# BOTTLE WARMER



## THEVGOD (Dec 26, 2005)

first off i have a 75 single fogger wet shot and i noticed a huge difference in when the bottle is fresh and full to like the 8 or 9th run. i know i need a bottle warmer to make it more consistent and a strong spray all the time= more whp.... can you make one custom? can you find them cheap? specific kits need certain temp.? turn off or leave on the warmer? bleeding line after a night of racing? i dont have a purge, sugg. i get one? thanks


----------



## thestunts200sx (Jul 11, 2005)

Well, I'm not a nitrious expert by any means....but I think the diff. your finding between a fresh bottle compared to later on in use, of so many runs is mainly due to the psi of the bottle.

Also, a bottle warmer I dont think is completly neccesary....and third...dont ever go cheap with things that are potentionally dangerous especially nitrious...

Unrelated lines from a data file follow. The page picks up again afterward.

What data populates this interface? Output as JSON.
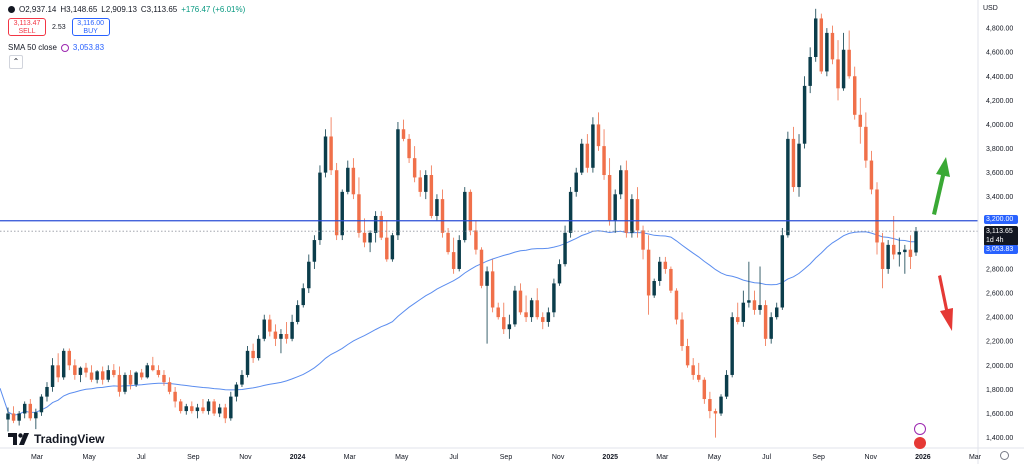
{
  "header": {
    "open": "O2,937.14",
    "high": "H3,148.65",
    "low": "L2,909.13",
    "close": "C3,113.65",
    "change": "+176.47 (+6.01%)"
  },
  "trade": {
    "sell_price": "3,113.47",
    "sell_label": "SELL",
    "spread": "2.53",
    "buy_price": "3,116.00",
    "buy_label": "BUY"
  },
  "indicator": {
    "label": "SMA 50 close",
    "value": "3,053.83"
  },
  "brand": "TradingView",
  "currency": "USD",
  "price_tags": {
    "level": "3,200.00",
    "last": "3,113.65",
    "countdown": "1d 4h",
    "sma": "3,053.83"
  },
  "colors": {
    "up": "#0b3d4b",
    "down": "#f0704a",
    "sma": "#5b8def",
    "hline": "#2b4fd6",
    "arrow_up": "#3aa935",
    "arrow_down": "#e53935"
  },
  "chart_data": {
    "type": "candlestick",
    "y_ticks": [
      1400,
      1600,
      1800,
      2000,
      2200,
      2400,
      2600,
      2800,
      3000,
      3200,
      3400,
      3600,
      3800,
      4000,
      4200,
      4400,
      4600,
      4800
    ],
    "ylim": [
      1330,
      5000
    ],
    "x_labels": [
      "Mar",
      "May",
      "Jul",
      "Sep",
      "Nov",
      "2024",
      "Mar",
      "May",
      "Jul",
      "Sep",
      "Nov",
      "2025",
      "Mar",
      "May",
      "Jul",
      "Sep",
      "Nov",
      "2026",
      "Mar"
    ],
    "horizontal_line": 3200,
    "last_price": 3113.65,
    "candles": [
      [
        1550,
        1650,
        1450,
        1600
      ],
      [
        1600,
        1660,
        1520,
        1540
      ],
      [
        1540,
        1620,
        1500,
        1600
      ],
      [
        1600,
        1700,
        1560,
        1680
      ],
      [
        1680,
        1720,
        1540,
        1560
      ],
      [
        1560,
        1640,
        1470,
        1610
      ],
      [
        1610,
        1760,
        1580,
        1740
      ],
      [
        1740,
        1860,
        1700,
        1820
      ],
      [
        1820,
        2060,
        1780,
        2000
      ],
      [
        2000,
        2100,
        1860,
        1900
      ],
      [
        1900,
        2140,
        1880,
        2120
      ],
      [
        2120,
        2140,
        1960,
        2000
      ],
      [
        2000,
        2050,
        1880,
        1920
      ],
      [
        1920,
        1990,
        1860,
        1980
      ],
      [
        1980,
        2020,
        1900,
        1940
      ],
      [
        1940,
        2000,
        1860,
        1880
      ],
      [
        1880,
        1960,
        1850,
        1950
      ],
      [
        1950,
        1990,
        1840,
        1880
      ],
      [
        1880,
        2000,
        1860,
        1960
      ],
      [
        1960,
        2010,
        1900,
        1920
      ],
      [
        1920,
        1990,
        1740,
        1780
      ],
      [
        1780,
        1940,
        1760,
        1920
      ],
      [
        1920,
        1960,
        1800,
        1840
      ],
      [
        1840,
        1950,
        1820,
        1940
      ],
      [
        1940,
        1970,
        1880,
        1900
      ],
      [
        1900,
        2020,
        1890,
        2000
      ],
      [
        2000,
        2070,
        1950,
        1960
      ],
      [
        1960,
        2000,
        1900,
        1920
      ],
      [
        1920,
        1960,
        1830,
        1860
      ],
      [
        1860,
        1900,
        1760,
        1780
      ],
      [
        1780,
        1820,
        1650,
        1700
      ],
      [
        1700,
        1720,
        1600,
        1620
      ],
      [
        1620,
        1680,
        1590,
        1660
      ],
      [
        1660,
        1700,
        1600,
        1620
      ],
      [
        1620,
        1680,
        1560,
        1650
      ],
      [
        1650,
        1720,
        1600,
        1620
      ],
      [
        1620,
        1720,
        1590,
        1700
      ],
      [
        1700,
        1720,
        1580,
        1600
      ],
      [
        1600,
        1680,
        1570,
        1650
      ],
      [
        1650,
        1680,
        1520,
        1560
      ],
      [
        1560,
        1780,
        1540,
        1740
      ],
      [
        1740,
        1860,
        1700,
        1840
      ],
      [
        1840,
        1960,
        1820,
        1920
      ],
      [
        1920,
        2160,
        1900,
        2120
      ],
      [
        2120,
        2180,
        2020,
        2060
      ],
      [
        2060,
        2250,
        2040,
        2220
      ],
      [
        2220,
        2420,
        2200,
        2380
      ],
      [
        2380,
        2420,
        2240,
        2280
      ],
      [
        2280,
        2340,
        2160,
        2220
      ],
      [
        2220,
        2300,
        2100,
        2260
      ],
      [
        2260,
        2360,
        2180,
        2220
      ],
      [
        2220,
        2420,
        2200,
        2360
      ],
      [
        2360,
        2540,
        2340,
        2500
      ],
      [
        2500,
        2680,
        2480,
        2640
      ],
      [
        2640,
        2920,
        2600,
        2860
      ],
      [
        2860,
        3080,
        2800,
        3040
      ],
      [
        3040,
        3660,
        3000,
        3600
      ],
      [
        3600,
        3960,
        3560,
        3900
      ],
      [
        3900,
        4060,
        3580,
        3620
      ],
      [
        3620,
        3680,
        3040,
        3080
      ],
      [
        3080,
        3460,
        3040,
        3440
      ],
      [
        3440,
        3700,
        3420,
        3640
      ],
      [
        3640,
        3720,
        3380,
        3420
      ],
      [
        3420,
        3560,
        3060,
        3100
      ],
      [
        3100,
        3220,
        2980,
        3020
      ],
      [
        3020,
        3120,
        2940,
        3100
      ],
      [
        3100,
        3280,
        3020,
        3240
      ],
      [
        3240,
        3280,
        3040,
        3060
      ],
      [
        3060,
        3200,
        2860,
        2880
      ],
      [
        2880,
        3100,
        2860,
        3080
      ],
      [
        3080,
        4020,
        3040,
        3960
      ],
      [
        3960,
        4040,
        3860,
        3880
      ],
      [
        3880,
        3920,
        3680,
        3720
      ],
      [
        3720,
        3820,
        3520,
        3560
      ],
      [
        3560,
        3620,
        3400,
        3440
      ],
      [
        3440,
        3620,
        3380,
        3580
      ],
      [
        3580,
        3660,
        3220,
        3240
      ],
      [
        3240,
        3420,
        3200,
        3380
      ],
      [
        3380,
        3460,
        3060,
        3100
      ],
      [
        3100,
        3140,
        2920,
        2940
      ],
      [
        2940,
        3060,
        2760,
        2800
      ],
      [
        2800,
        3080,
        2780,
        3040
      ],
      [
        3040,
        3480,
        3020,
        3440
      ],
      [
        3440,
        3460,
        3080,
        3120
      ],
      [
        3120,
        3200,
        2920,
        2960
      ],
      [
        2960,
        2980,
        2640,
        2660
      ],
      [
        2660,
        2820,
        2180,
        2780
      ],
      [
        2780,
        2880,
        2440,
        2480
      ],
      [
        2480,
        2520,
        2380,
        2400
      ],
      [
        2400,
        2520,
        2260,
        2300
      ],
      [
        2300,
        2420,
        2220,
        2340
      ],
      [
        2340,
        2660,
        2320,
        2620
      ],
      [
        2620,
        2680,
        2420,
        2440
      ],
      [
        2440,
        2580,
        2360,
        2400
      ],
      [
        2400,
        2560,
        2360,
        2540
      ],
      [
        2540,
        2640,
        2380,
        2400
      ],
      [
        2400,
        2440,
        2300,
        2360
      ],
      [
        2360,
        2480,
        2320,
        2440
      ],
      [
        2440,
        2720,
        2400,
        2680
      ],
      [
        2680,
        2880,
        2660,
        2840
      ],
      [
        2840,
        3160,
        2820,
        3100
      ],
      [
        3100,
        3480,
        3060,
        3440
      ],
      [
        3440,
        3640,
        3400,
        3600
      ],
      [
        3600,
        3880,
        3580,
        3840
      ],
      [
        3840,
        3920,
        3600,
        3640
      ],
      [
        3640,
        4060,
        3600,
        4000
      ],
      [
        4000,
        4100,
        3780,
        3820
      ],
      [
        3820,
        3960,
        3540,
        3580
      ],
      [
        3580,
        3720,
        3160,
        3200
      ],
      [
        3200,
        3460,
        3100,
        3420
      ],
      [
        3420,
        3660,
        3380,
        3620
      ],
      [
        3620,
        3700,
        3060,
        3100
      ],
      [
        3100,
        3420,
        3060,
        3380
      ],
      [
        3380,
        3480,
        3060,
        3120
      ],
      [
        3120,
        3160,
        2880,
        2960
      ],
      [
        2960,
        3080,
        2420,
        2580
      ],
      [
        2580,
        2720,
        2560,
        2700
      ],
      [
        2700,
        2900,
        2660,
        2860
      ],
      [
        2860,
        2900,
        2760,
        2800
      ],
      [
        2800,
        2820,
        2600,
        2620
      ],
      [
        2620,
        2640,
        2340,
        2380
      ],
      [
        2380,
        2440,
        2120,
        2160
      ],
      [
        2160,
        2220,
        1980,
        2000
      ],
      [
        2000,
        2060,
        1880,
        1920
      ],
      [
        1920,
        2020,
        1860,
        1880
      ],
      [
        1880,
        1900,
        1680,
        1720
      ],
      [
        1720,
        1780,
        1560,
        1620
      ],
      [
        1620,
        1640,
        1400,
        1600
      ],
      [
        1600,
        1760,
        1580,
        1740
      ],
      [
        1740,
        1960,
        1720,
        1920
      ],
      [
        1920,
        2440,
        1900,
        2400
      ],
      [
        2400,
        2520,
        2340,
        2360
      ],
      [
        2360,
        2620,
        2320,
        2520
      ],
      [
        2520,
        2860,
        2480,
        2540
      ],
      [
        2540,
        2620,
        2420,
        2460
      ],
      [
        2460,
        2820,
        2420,
        2500
      ],
      [
        2500,
        2540,
        2160,
        2220
      ],
      [
        2220,
        2440,
        2180,
        2400
      ],
      [
        2400,
        2520,
        2380,
        2480
      ],
      [
        2480,
        3140,
        2460,
        3080
      ],
      [
        3080,
        3940,
        3060,
        3880
      ],
      [
        3880,
        3980,
        3440,
        3480
      ],
      [
        3480,
        3920,
        3400,
        3840
      ],
      [
        3840,
        4400,
        3800,
        4320
      ],
      [
        4320,
        4640,
        4260,
        4560
      ],
      [
        4560,
        4960,
        4520,
        4880
      ],
      [
        4880,
        4920,
        4420,
        4440
      ],
      [
        4440,
        4800,
        4400,
        4760
      ],
      [
        4760,
        4820,
        4500,
        4540
      ],
      [
        4540,
        4700,
        4200,
        4300
      ],
      [
        4300,
        4760,
        4280,
        4620
      ],
      [
        4620,
        4780,
        4380,
        4400
      ],
      [
        4400,
        4480,
        4040,
        4080
      ],
      [
        4080,
        4220,
        3840,
        3980
      ],
      [
        3980,
        4100,
        3640,
        3700
      ],
      [
        3700,
        3780,
        3420,
        3460
      ],
      [
        3460,
        3520,
        2920,
        3020
      ],
      [
        3020,
        3100,
        2640,
        2800
      ],
      [
        2800,
        3040,
        2760,
        3000
      ],
      [
        3000,
        3240,
        2880,
        2920
      ],
      [
        2920,
        3060,
        2820,
        2940
      ],
      [
        2940,
        3000,
        2760,
        2960
      ],
      [
        2960,
        3080,
        2800,
        2900
      ],
      [
        2937.14,
        3148.65,
        2909.13,
        3113.65
      ]
    ]
  }
}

P.S. Bleeding the lines I dont think is completely necessary but I wouldnt really know to be honest...is probably a really good idea, But as long as the bottle is shut/off, then whatever is in the lines is already out and you should be safe as long as the bottle is closed off....I think, again, no idea.

take it easy.


----------



## psuLemon (Apr 23, 2003)

get the purge kit and bottle warmer, both will improve teh life of the car and motor as they provide extra safety. Its pretty important to purge teh lines as you will get build up and air in the lines when it sits stagnent for periods of time. This will improve your feel.


----------



## ittamaticstatic (Nov 5, 2003)

bottle heaters are very much a necessity for Nitrous kits. when you bottle is half empty you can still get full pressure with the heating pad. You can find some generic brands around 50-100 bucks.


----------



## asleepz (Feb 24, 2004)

Also I see guys on the real warm days set the bottle out in the sun. I don't know how warm it is in CA right now though.


----------



## ittamaticstatic (Nov 5, 2003)

yeah but with alot of heat outside you wouldnt need more then an hour tops. and if you dont have a pressure guage to check it then I wouldn't recomend either.


----------



## THEVGOD (Dec 26, 2005)

*thanks*

they are going to charge me 130 shipped for the ZEX bottle warmer and the perge kit is another 100 bones so i will ahve to wait and see, maybee shop around a little more..... thanks guys  :thumbup:


----------